At UW–Madison, faculty are exploring every corner of these areas — from biochemistry professor John Markely studying mechanistic origins of mitochondrial disease to bacteriology professor Katrina Forest wanting to investigate the structure of tiny microbes often abundant in fresh water.
In virology, biochemistry and Institute for Molecular Virology professor Ann Palmenberg recently solved the structure of a virus responsible for asthma in small children. She collaborated with Purdue University because they have the sufficient cryo-EM equipment, unlike UW–Madison currently. Also, oncology professor Paul Ahlquist aims to use the new facility to visualize the structure of how some viruses replicate, particularly those responsible for Zika, MERS, SARS, Dengue Fever, and Chikungunya.

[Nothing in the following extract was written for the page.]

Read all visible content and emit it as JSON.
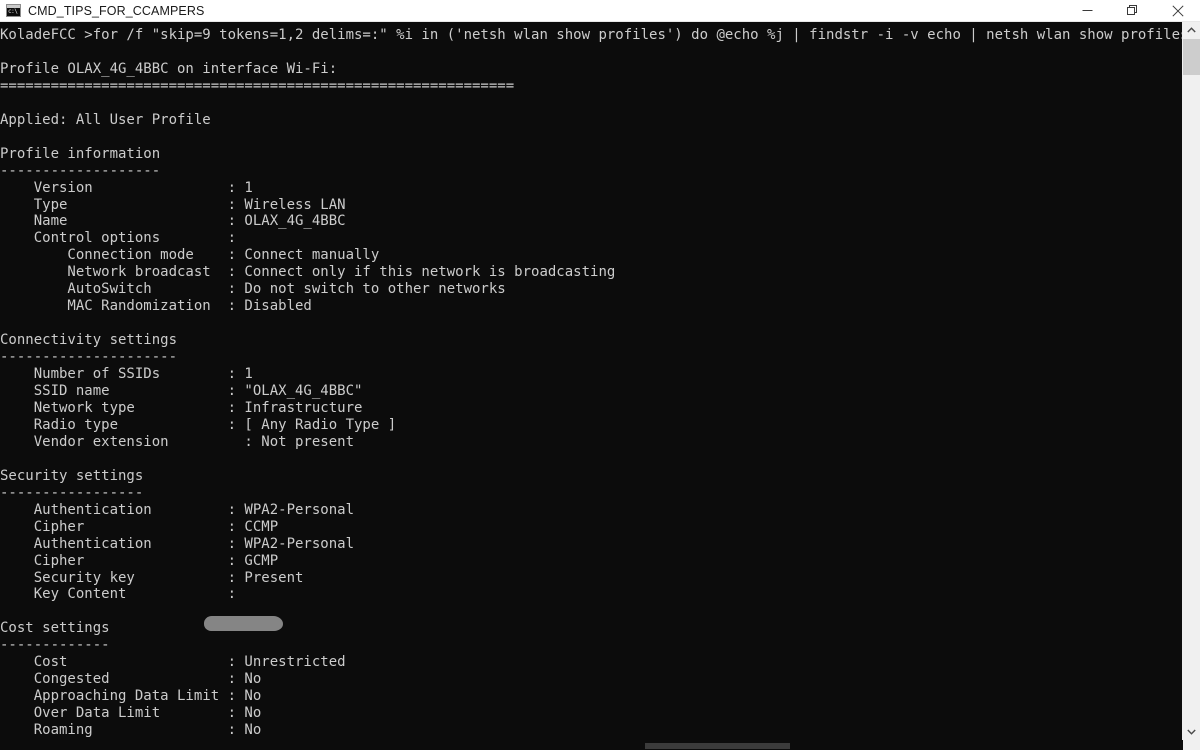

Getting even further into the basic sciences, other researchers are interested in the structure of biological molecules involved in ion channels and transporters, DNA replication, RNA transcription, the spliceosome, communication between synapses in the nervous system, and more. All of these structures could shed light on aspects of human development and disease and will be made possible by the cyro-EM facility at UW–Madison.
The facility will also foster collaborations on and off campus, as well as have an impact on teaching. Many of the faculty coming together to establish the facility are working to design coursework to teach undergraduates and graduate students about this new technology.